When Hewitt was informed of these things on Monday, the police were, of course, still in possession of Rameau’s rooms. Inspector Nettings, Hewitt was told, was in charge of the case, and as the inspector was an acquaintance of his, and was then in the rooms upstairs, Hewitt went up to see him.
Nettings was pleased to see Hewitt, and invited him to look around the rooms. “Perhaps you can spot something we have overlooked,” he said. “Though it’s not a case there can be much doubt about.”
“You think it’s Goujon, don’t you?”
“Think? Well, rather! Look here! As soon as we got here on Saturday, we found this piece of paper and pin on the floor. We showed it to the housemaid, and then she remembered—she was too much upset to think of it before—that when she was in the room the paper was laying on the dead man’s chest—pinned there, evidently. It must have dropped off when they removed the body. It’s a case of half-mad revenge on Goujon’s part, plainly. See it; you read French, don’t you?”

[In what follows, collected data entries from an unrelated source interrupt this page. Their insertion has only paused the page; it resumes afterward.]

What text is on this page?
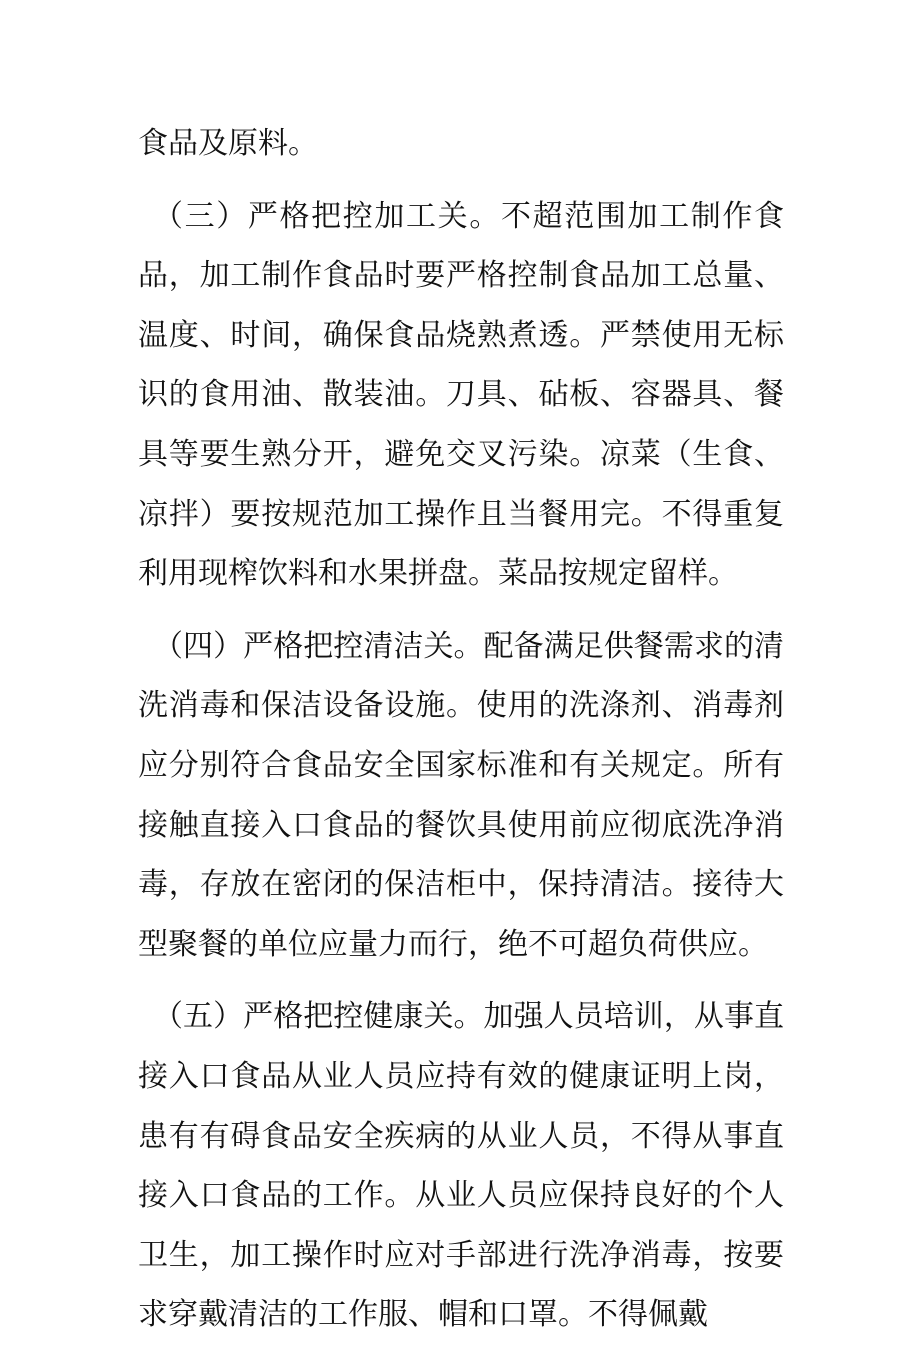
食品及原料。

（三）严格把控加工关。不超范围加工制作食品，加工制作食品时要严格控制食品加工总量、温度、时间，确保食品烧熟煮透。严禁使用无标识的食用油、散装油。刀具、砧板、容器具、餐具等要生熟分开，避免交叉污染。凉菜（生食、凉拌）要按规范加工操作且当餐用完。不得重复利用现榨饮料和水果拼盘。菜品按规定留样。

（四）严格把控清洁关。配备满足供餐需求的清洗消毒和保洁设备设施。使用的洗涤剂、消毒剂应分别符合食品安全国家标准和有关规定。所有接触直接入口食品的餐饮具使用前应彻底洗净消毒，存放在密闭的保洁柜中，保持清洁。接待大型聚餐的单位应量力而行，绝不可超负荷供应。

（五）严格把控健康关。加强人员培训，从事直接入口食品从业人员应持有效的健康证明上岗，患有有碍食品安全疾病的从业人员，不得从事直接入口食品的工作。从业人员应保持良好的个人卫生，加工操作时应对手部进行洗净消毒，按要求穿戴清洁的工作服、帽和口罩。不得佩戴
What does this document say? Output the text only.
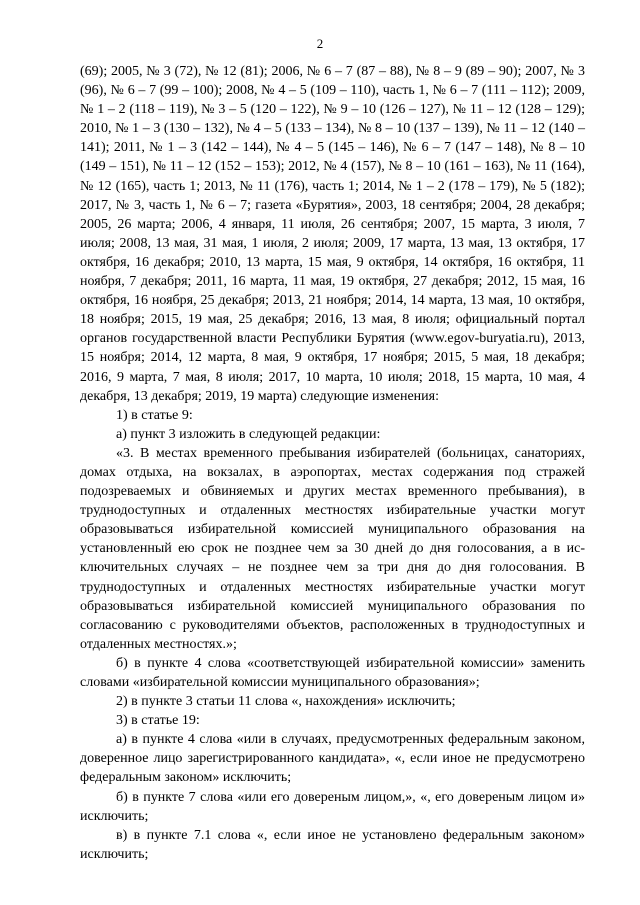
2

(69); 2005, № 3 (72), № 12 (81); 2006, № 6 – 7 (87 – 88), № 8 – 9 (89 – 90); 2007, № 3 (96), № 6 – 7 (99 – 100); 2008, № 4 – 5 (109 – 110), часть 1, № 6 – 7 (111 – 112); 2009, № 1 – 2 (118 – 119), № 3 – 5 (120 – 122), № 9 – 10 (126 – 127), № 11 – 12 (128 – 129); 2010, № 1 – 3 (130 – 132), № 4 – 5 (133 – 134), № 8 – 10 (137 – 139), № 11 – 12 (140 – 141); 2011, № 1 – 3 (142 – 144), № 4 – 5 (145 – 146), № 6 – 7 (147 – 148), № 8 – 10 (149 – 151), № 11 – 12 (152 – 153); 2012, № 4 (157), № 8 – 10 (161 – 163), № 11 (164), № 12 (165), часть 1; 2013, № 11 (176), часть 1; 2014, № 1 – 2 (178 – 179), № 5 (182); 2017, № 3, часть 1, № 6 – 7; газета «Бурятия», 2003, 18 сентября; 2004, 28 декабря; 2005, 26 марта; 2006, 4 января, 11 июля, 26 сентября; 2007, 15 марта, 3 июля, 7 июля; 2008, 13 мая, 31 мая, 1 июля, 2 июля; 2009, 17 марта, 13 мая, 13 октября, 17 октября, 16 декабря; 2010, 13 марта, 15 мая, 9 октября, 14 октября, 16 октября, 11 ноября, 7 декабря; 2011, 16 марта, 11 мая, 19 октября, 27 декабря; 2012, 15 мая, 16 октября, 16 ноября, 25 декабря; 2013, 21 ноября; 2014, 14 марта, 13 мая, 10 октября, 18 ноября; 2015, 19 мая, 25 декабря; 2016, 13 мая, 8 июля; официальный портал органов государственной власти Республики Бурятия (www.egov-buryatia.ru), 2013, 15 ноября; 2014, 12 марта, 8 мая, 9 октября, 17 ноября; 2015, 5 мая, 18 декабря; 2016, 9 марта, 7 мая, 8 июля; 2017, 10 марта, 10 июля; 2018, 15 марта, 10 мая, 4 декабря, 13 декабря; 2019, 19 марта) следующие изменения:

1) в статье 9:

а) пункт 3 изложить в следующей редакции:

«3. В местах временного пребывания избирателей (больницах, санаториях, домах отдыха, на вокзалах, в аэропортах, местах содержания под стражей подозреваемых и обвиняемых и других местах временного пребывания), в труднодоступных и отдаленных местностях избирательные участки могут образовываться избирательной комиссией муниципального образования на установленный ею срок не позднее чем за 30 дней до дня голосования, а в исключительных случаях – не позднее чем за три дня до дня голосования. В труднодоступных и отдаленных местностях избирательные участки могут образовываться избирательной комиссией муниципального образования по согласованию с руководителями объектов, расположенных в труднодоступных и отдаленных местностях.»;

б) в пункте 4 слова «соответствующей избирательной комиссии» заменить словами «избирательной комиссии муниципального образования»;

2) в пункте 3 статьи 11 слова «, нахождения» исключить;

3) в статье 19:

а) в пункте 4 слова «или в случаях, предусмотренных федеральным законом, доверенное лицо зарегистрированного кандидата», «, если иное не предусмотрено федеральным законом» исключить;

б) в пункте 7 слова «или его довереным лицом,», «, его довереным лицом и» исключить;

в) в пункте 7.1 слова «, если иное не установлено федеральным законом» исключить;
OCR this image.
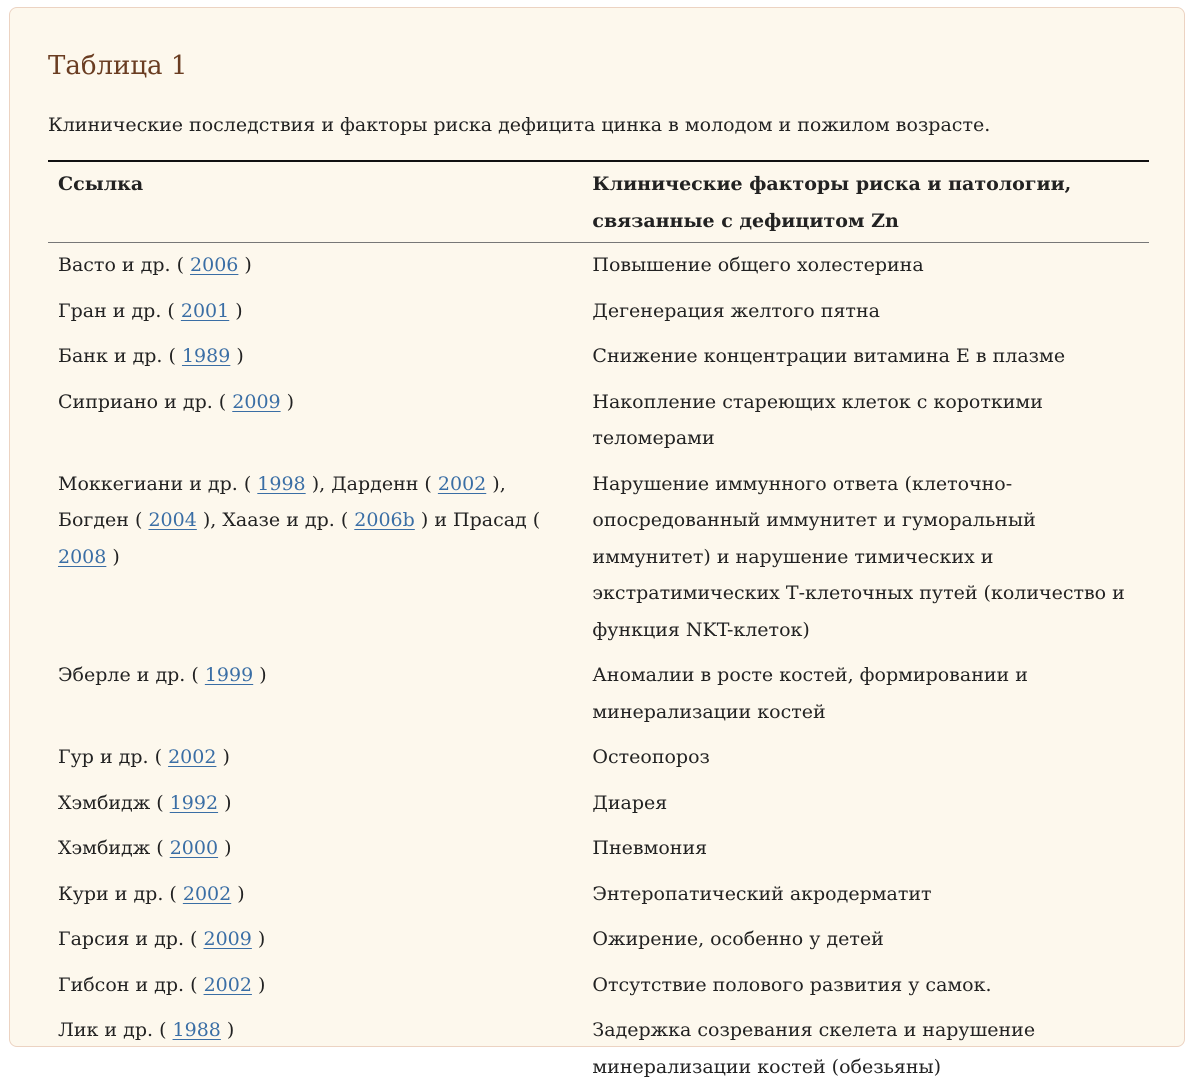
Таблица 1

Клинические последствия и факторы риска дефицита цинка в молодом и пожилом возрасте.

Ссылка	Клинические факторы риска и патологии, связанные с дефицитом Zn
Васто и др. ( 2006 )	Повышение общего холестерина
Гран и др. ( 2001 )	Дегенерация желтого пятна
Банк и др. ( 1989 )	Снижение концентрации витамина Е в плазме
Сиприано и др. ( 2009 )	Накопление стареющих клеток с короткими теломерами
Моккегиани и др. ( 1998 ), Дарденн ( 2002 ), Богден ( 2004 ), Хаазе и др. ( 2006b ) и Прасад ( 2008 )	Нарушение иммунного ответа (клеточно-опосредованный иммунитет и гуморальный иммунитет) и нарушение тимических и экстратимических Т-клеточных путей (количество и функция NKT-клеток)
Эберле и др. ( 1999 )	Аномалии в росте костей, формировании и минерализации костей
Гур и др. ( 2002 )	Остеопороз
Хэмбидж ( 1992 )	Диарея
Хэмбидж ( 2000 )	Пневмония
Кури и др. ( 2002 )	Энтеропатический акродерматит
Гарсия и др. ( 2009 )	Ожирение, особенно у детей
Гибсон и др. ( 2002 )	Отсутствие полового развития у самок.
Лик и др. ( 1988 )	Задержка созревания скелета и нарушение минерализации костей (обезьяны)
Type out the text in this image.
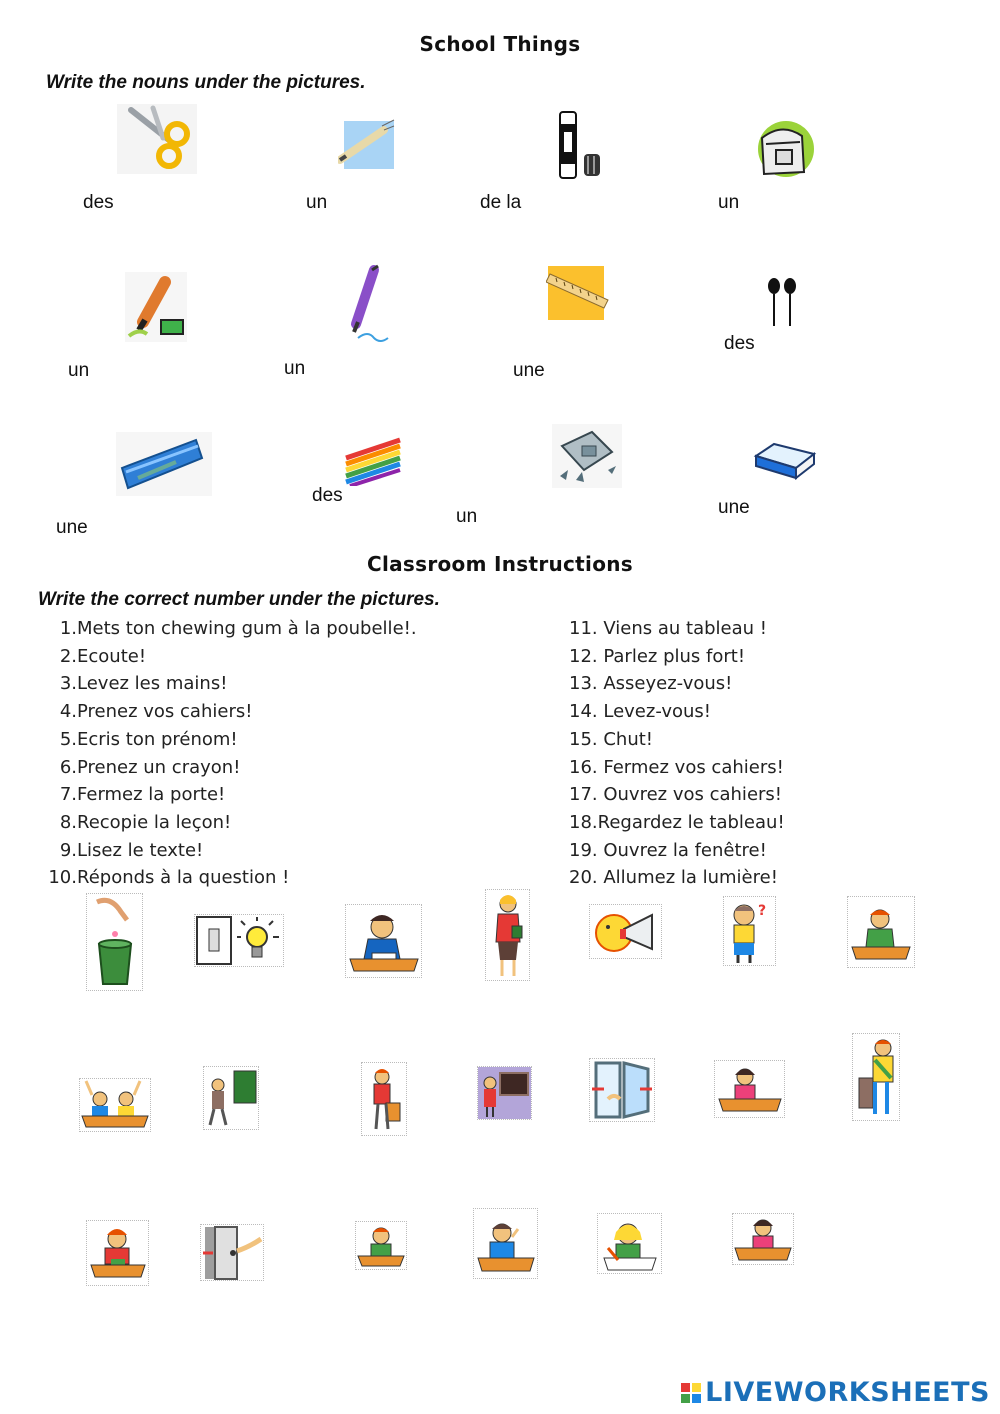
School Things
Write the nouns under the pictures.
des	un	de la	un
un	un	une
des
une
des
un	une
Classroom Instructions
Write the correct number under the pictures.
1. Mets ton chewing gum à la poubelle!.
2. Ecoute!
3. Levez les mains!
4. Prenez vos cahiers!
5. Ecris ton prénom!
6. Prenez un crayon!
7. Fermez la porte!
8. Recopie la leçon!
9. Lisez le texte!
10. Réponds à la question !
11. Viens au tableau !
12. Parlez plus fort!
13. Asseyez-vous!
14. Levez-vous!
15. Chut!
16. Fermez vos cahiers!
17. Ouvrez vos cahiers!
18. Regardez le tableau!
19. Ouvrez la fenêtre!
20. Allumez la lumière!
?
LIVEWORKSHEETS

The paper was a plain, large half-sheet of note-paper, on which a sentence in French was scrawled in red ink in a large, clumsy hand, thus:
puni par un vengeur de la tortue.
“Puni par un vengeur de la tortue,” Hewitt repeated musingly. “’Punished by an avenger of the tortoise,’ That seems odd.”
“Well, rather odd. But you understand the reference, of course. Have they told you about Rameau’s treatment of Goujon’s pet tortoise?”
“I think it was mentioned among his other pranks. But this is an extreme revenge for a thing of that sort, and a queer way of announcing it.”
“Oh, he’s mad—mad with Rameau’s continual ragging and baiting,” Nettings answered. “Anyway, this is a plain indication—plain as though he’d left his own signature. Besides, it’s in his own language—French. And there’s his chopper, too.”
“Speaking of signatures,” Hewitt remarked, “perhaps you have already compared this with other specimens of Goujon’s writing?”